Ovarian cancer is a leading cause of death from gynecological malignancies, with an estimated 313,959 new cases and 207,252 deaths reported worldwide in 2020 [1]. Approximately 70% of patients with epithelial ovarian cancer (EOC) are diagnosed at an advanced stage, which is mainly attributed to the absence of early symptoms and effective screening tools and the pathogenetic origins of the disease [2]. Thus, EOC is associated with high disease recurrence and mortality rates [3]. The first-line treatment for EOC comprises cytoreductive surgery (CRS) with adjuvant platinum-based chemotherapy followed by targeted systemic maintenance therapies [2,4].

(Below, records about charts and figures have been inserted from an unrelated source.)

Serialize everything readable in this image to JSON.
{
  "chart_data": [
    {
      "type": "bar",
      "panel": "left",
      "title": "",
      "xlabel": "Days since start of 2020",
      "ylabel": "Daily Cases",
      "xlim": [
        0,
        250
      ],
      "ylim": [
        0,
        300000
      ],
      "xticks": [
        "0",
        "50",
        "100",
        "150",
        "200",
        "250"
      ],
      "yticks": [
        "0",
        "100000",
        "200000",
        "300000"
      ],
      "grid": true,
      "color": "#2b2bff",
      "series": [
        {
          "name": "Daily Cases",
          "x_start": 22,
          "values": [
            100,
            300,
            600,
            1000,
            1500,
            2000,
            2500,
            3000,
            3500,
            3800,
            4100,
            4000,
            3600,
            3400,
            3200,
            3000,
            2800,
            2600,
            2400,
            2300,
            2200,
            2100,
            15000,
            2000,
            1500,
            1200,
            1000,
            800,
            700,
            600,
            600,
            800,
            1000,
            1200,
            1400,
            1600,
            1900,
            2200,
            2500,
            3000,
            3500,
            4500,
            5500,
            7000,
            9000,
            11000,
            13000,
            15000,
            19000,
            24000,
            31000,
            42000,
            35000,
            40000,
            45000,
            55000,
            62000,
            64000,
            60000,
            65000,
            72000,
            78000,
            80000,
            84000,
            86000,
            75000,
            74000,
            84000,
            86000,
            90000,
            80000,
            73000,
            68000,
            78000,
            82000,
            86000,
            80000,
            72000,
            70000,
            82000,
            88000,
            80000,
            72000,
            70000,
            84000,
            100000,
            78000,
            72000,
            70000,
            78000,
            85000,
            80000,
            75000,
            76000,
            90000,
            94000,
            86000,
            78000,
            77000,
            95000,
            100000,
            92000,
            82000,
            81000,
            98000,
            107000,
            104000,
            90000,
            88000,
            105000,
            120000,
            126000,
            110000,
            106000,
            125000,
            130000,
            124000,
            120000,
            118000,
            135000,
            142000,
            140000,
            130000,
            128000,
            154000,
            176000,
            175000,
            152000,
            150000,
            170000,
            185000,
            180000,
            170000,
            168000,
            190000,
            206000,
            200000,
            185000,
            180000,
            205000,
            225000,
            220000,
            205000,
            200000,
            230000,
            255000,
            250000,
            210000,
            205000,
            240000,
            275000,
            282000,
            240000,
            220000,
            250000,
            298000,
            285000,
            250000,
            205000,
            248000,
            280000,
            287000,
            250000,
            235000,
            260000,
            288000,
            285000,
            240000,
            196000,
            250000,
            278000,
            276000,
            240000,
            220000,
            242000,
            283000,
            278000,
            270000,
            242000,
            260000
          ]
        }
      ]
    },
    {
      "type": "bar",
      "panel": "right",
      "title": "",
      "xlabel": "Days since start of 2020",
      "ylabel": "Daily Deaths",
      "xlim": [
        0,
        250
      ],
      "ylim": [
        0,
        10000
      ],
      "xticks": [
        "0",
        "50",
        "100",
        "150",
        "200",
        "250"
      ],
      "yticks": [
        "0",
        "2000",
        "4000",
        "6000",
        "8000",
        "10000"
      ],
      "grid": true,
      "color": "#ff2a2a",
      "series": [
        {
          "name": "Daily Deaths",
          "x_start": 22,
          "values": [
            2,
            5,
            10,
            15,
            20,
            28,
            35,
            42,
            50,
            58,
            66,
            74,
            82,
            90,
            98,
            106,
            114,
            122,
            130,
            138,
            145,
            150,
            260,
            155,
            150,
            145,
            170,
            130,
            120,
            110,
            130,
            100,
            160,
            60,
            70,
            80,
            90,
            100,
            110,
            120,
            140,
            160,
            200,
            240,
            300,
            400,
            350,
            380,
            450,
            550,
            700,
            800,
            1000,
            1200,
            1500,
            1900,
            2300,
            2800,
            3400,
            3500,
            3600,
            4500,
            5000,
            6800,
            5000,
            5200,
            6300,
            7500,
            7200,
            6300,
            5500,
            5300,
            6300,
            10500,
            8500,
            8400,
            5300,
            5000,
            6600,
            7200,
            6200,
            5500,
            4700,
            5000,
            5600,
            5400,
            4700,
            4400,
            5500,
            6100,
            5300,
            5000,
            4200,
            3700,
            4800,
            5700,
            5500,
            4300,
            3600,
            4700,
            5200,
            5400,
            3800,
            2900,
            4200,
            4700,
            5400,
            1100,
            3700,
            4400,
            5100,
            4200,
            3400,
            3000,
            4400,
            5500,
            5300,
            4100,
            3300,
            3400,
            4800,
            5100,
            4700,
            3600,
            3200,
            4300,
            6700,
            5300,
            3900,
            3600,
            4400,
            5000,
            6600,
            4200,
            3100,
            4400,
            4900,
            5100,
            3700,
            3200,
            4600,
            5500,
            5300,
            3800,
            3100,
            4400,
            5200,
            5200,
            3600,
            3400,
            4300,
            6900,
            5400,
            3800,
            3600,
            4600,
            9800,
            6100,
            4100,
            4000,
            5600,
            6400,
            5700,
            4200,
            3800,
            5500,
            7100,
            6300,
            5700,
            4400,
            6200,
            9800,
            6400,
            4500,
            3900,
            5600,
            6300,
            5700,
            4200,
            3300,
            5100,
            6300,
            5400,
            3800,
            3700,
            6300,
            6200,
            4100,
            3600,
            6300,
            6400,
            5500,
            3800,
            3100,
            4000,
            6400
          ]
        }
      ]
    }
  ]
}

CRS aimed at total macroscopic tumor clearance is one of the strongest modifiable prognostic factors for the survival of patients with EOC [[5], [6], [7]]. Bristow et al. conducted a meta-analysis almost two decades ago and established an inextricable association between surgical outcome and survival, clearly demonstrating that each 10% increase in complete cytoreduction rates was associated with a 5.5% increase in the median overall survival (OS) of patients with advanced EOC who were treated with primary surgery followed by platinum-based chemotherapy [5]. However, therapeutic strategies for primary EOC have evolved significantly over the last two decades. The treatment landscape has been enriched by novel concepts such as maintenance, tumor biology, and genetically driven therapies. Neoadjuvant chemotherapy (NAC) is routinely introduced in patients who are not amenable to optimal debulking, especially in the presence of severe comorbidities. Landmark randomized controlled trials (RCTs), such as GOG-218 [8] and ICON7 [9], introduced the use of bevacizumab, a humanized anti-vascular endothelial growth factor monoclonal antibody, concurrent with first-line chemotherapy followed by maintenance therapy more than ten years ago. More recent RCTs, such as SOLO-1, [10] PRIMA, [11] VELIA, [12] and ATHENA-MONO, [13] have added to the maintenance use of poly (ADP-ribose) polymerase (PARP) inhibitors in EOC, bringing about a therapeutic breakthrough, especially for patients with BRCA1/2 mutations or homologous recombination deficiency (HRD). Therefore, the standard of care for advanced EOC has revolutionized.

In view of these changes in the treatment landscape of this challenging disease, updating our knowledge base from that of the initial meta-analysis study of 2002 [5] is essential to reassess the value of postoperative residual disease on patient survival with respect to current systemic treatment strategies. Therefore, this meta-analysis aimed to investigate the impact of residual disease after CRS for EOC on survival outcomes within the current paradigm of frontline ovarian cancer treatment.